2007-12-11 11:53:27 | 海外・小説
『インディアナ、インディアナ』のあとがきで、柴田元幸が、ここ二、三年で出会ったアメリカ現代作家の三人としてあげていた一人だ。文庫を買って、表題作だけ読んでおもしろいと思いながら、何だかそのままにしていた本である。

今回この短編集を読んで、収録十一編、堪能できた。表題作の恐怖小説のようなひたひたとくる怖さと憧憬を伴った懐かしさ。「ルイーズのゴースト」の切ないような痛さ。「雪の女王と旅して」のイメージの美しさ。「飛行訓練」の構成の面白さ。「黒犬の背に水」の詩情溢れる不気味さ。「少女探偵」「靴と結婚」のパロディの巧みさ。「カーネーション、リリー、リリー、ローズ」の断章構成のスリリングな感じ。
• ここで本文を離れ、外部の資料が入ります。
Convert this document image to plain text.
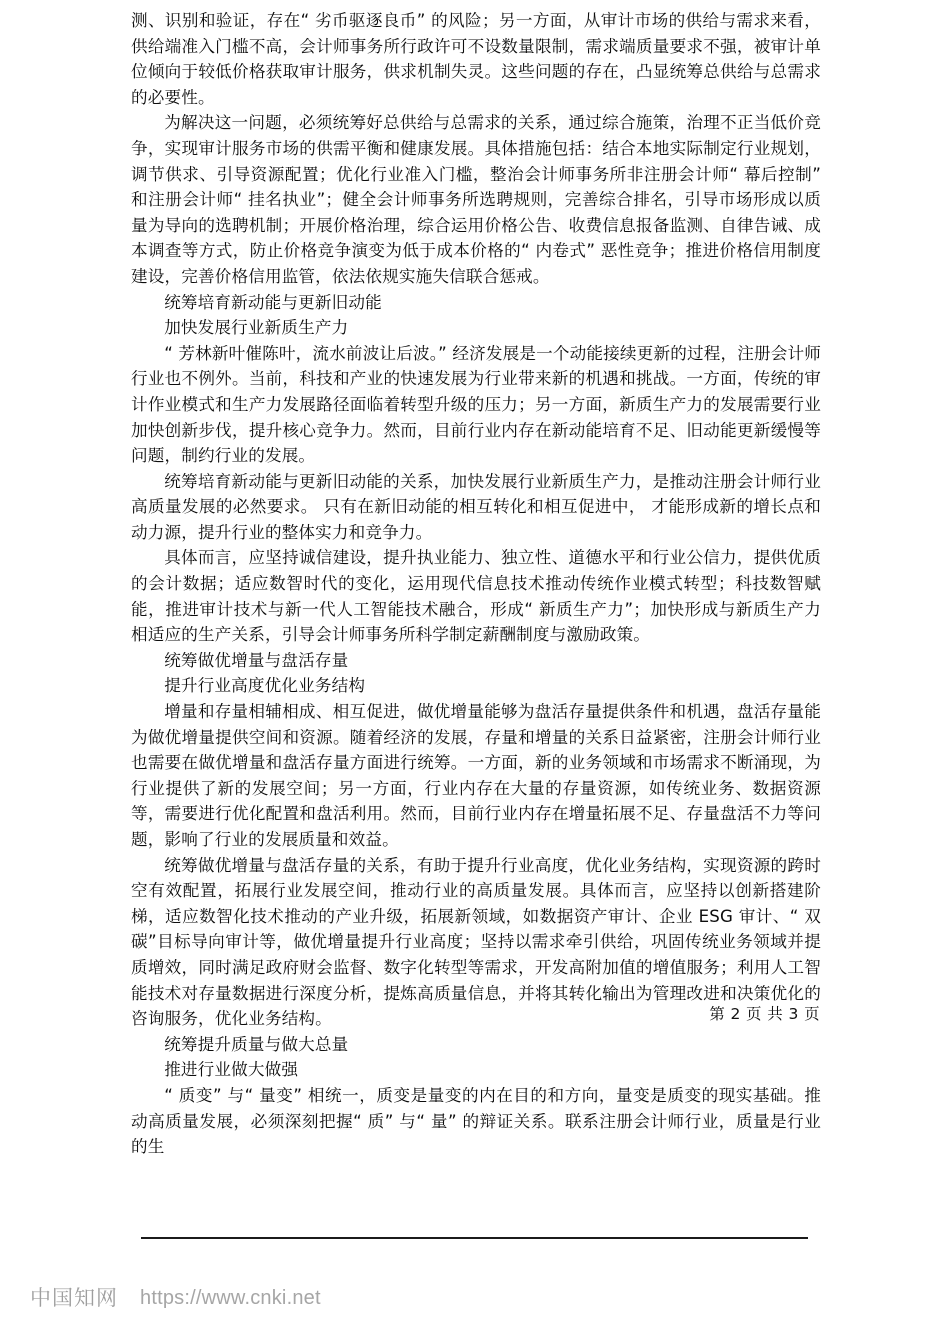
测、识别和验证，存在“ 劣币驱逐良币” 的风险；另一方面，从审计市场的供给与需求来看，供给端准入门槛不高，会计师事务所行政许可不设数量限制，需求端质量要求不强，被审计单位倾向于较低价格获取审计服务，供求机制失灵。这些问题的存在，凸显统筹总供给与总需求的必要性。

为解决这一问题，必须统筹好总供给与总需求的关系，通过综合施策，治理不正当低价竞争，实现审计服务市场的供需平衡和健康发展。具体措施包括：结合本地实际制定行业规划，调节供求、引导资源配置；优化行业准入门槛，整治会计师事务所非注册会计师“ 幕后控制” 和注册会计师“ 挂名执业”；健全会计师事务所选聘规则，完善综合排名，引导市场形成以质量为导向的选聘机制；开展价格治理，综合运用价格公告、收费信息报备监测、自律告诫、成本调查等方式，防止价格竞争演变为低于成本价格的“ 内卷式” 恶性竞争；推进价格信用制度建设，完善价格信用监管，依法依规实施失信联合惩戒。

统筹培育新动能与更新旧动能

加快发展行业新质生产力

“ 芳林新叶催陈叶，流水前波让后波。” 经济发展是一个动能接续更新的过程，注册会计师行业也不例外。当前，科技和产业的快速发展为行业带来新的机遇和挑战。一方面，传统的审计作业模式和生产力发展路径面临着转型升级的压力；另一方面，新质生产力的发展需要行业加快创新步伐，提升核心竞争力。然而，目前行业内存在新动能培育不足、旧动能更新缓慢等问题，制约行业的发展。

统筹培育新动能与更新旧动能的关系，加快发展行业新质生产力，是推动注册会计师行业高质量发展的必然要求。 只有在新旧动能的相互转化和相互促进中， 才能形成新的增长点和动力源，提升行业的整体实力和竞争力。

具体而言，应坚持诚信建设，提升执业能力、独立性、道德水平和行业公信力，提供优质的会计数据；适应数智时代的变化，运用现代信息技术推动传统作业模式转型；科技数智赋能，推进审计技术与新一代人工智能技术融合，形成“ 新质生产力”；加快形成与新质生产力相适应的生产关系，引导会计师事务所科学制定薪酬制度与激励政策。

统筹做优增量与盘活存量

提升行业高度优化业务结构

增量和存量相辅相成、相互促进，做优增量能够为盘活存量提供条件和机遇，盘活存量能为做优增量提供空间和资源。随着经济的发展，存量和增量的关系日益紧密，注册会计师行业也需要在做优增量和盘活存量方面进行统筹。一方面，新的业务领域和市场需求不断涌现，为行业提供了新的发展空间；另一方面，行业内存在大量的存量资源，如传统业务、数据资源等，需要进行优化配置和盘活利用。然而，目前行业内存在增量拓展不足、存量盘活不力等问题，影响了行业的发展质量和效益。

统筹做优增量与盘活存量的关系，有助于提升行业高度，优化业务结构，实现资源的跨时空有效配置，拓展行业发展空间，推动行业的高质量发展。具体而言，应坚持以创新搭建阶梯，适应数智化技术推动的产业升级，拓展新领域，如数据资产审计、企业 ESG 审计、“ 双碳”目标导向审计等，做优增量提升行业高度；坚持以需求牵引供给，巩固传统业务领域并提质增效，同时满足政府财会监督、数字化转型等需求，开发高附加值的增值服务；利用人工智能技术对存量数据进行深度分析，提炼高质量信息，并将其转化输出为管理改进和决策优化的咨询服务，优化业务结构。

统筹提升质量与做大总量

推进行业做大做强

“ 质变” 与“ 量变” 相统一，质变是量变的内在目的和方向，量变是质变的现实基础。推动高质量发展，必须深刻把握“ 质” 与“ 量” 的辩证关系。联系注册会计师行业，质量是行业的生

第 2 页 共 3 页
中国知网 https://www.cnki.net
どの小説も、奇想とイメージの豊かさと胸に迫ってくる詩的情感が溢れている。静かな筆致といえるのかもしれない。沁みるように体に入ってくる。

謎が謎として置き去りにされてしまう。合点がいくわけではないのだ。ラスト数ページに、一気に展開がある。そこで合点がいくのではなく、むしろ着地は、深い謎を呼び覚ますようでもある。ところが、それが、とても快適な読後感を生むのだ。もちろん、再読したら、また違う印象を受けるのかもしれない。配置されたパーツが見事に符合するような気もする。

話の流れは、通常の辻褄を回避しているようでもある。そう、「夢の文体」とでも言えそうな。「この訳(わけ)のわからなさは、夢のわからなさです」とあとがきで柴田元幸は書いているが、その、ありえなさが、小説の魅力的な創造力なのだ。小説の中では十分に「ありえる」し、僕らはそんな時間も心の中で生きているのだ。空気がきちんと残る小説たちだった。
近々、柴田元幸訳で小説集が出るらしい。楽しみにして待つ。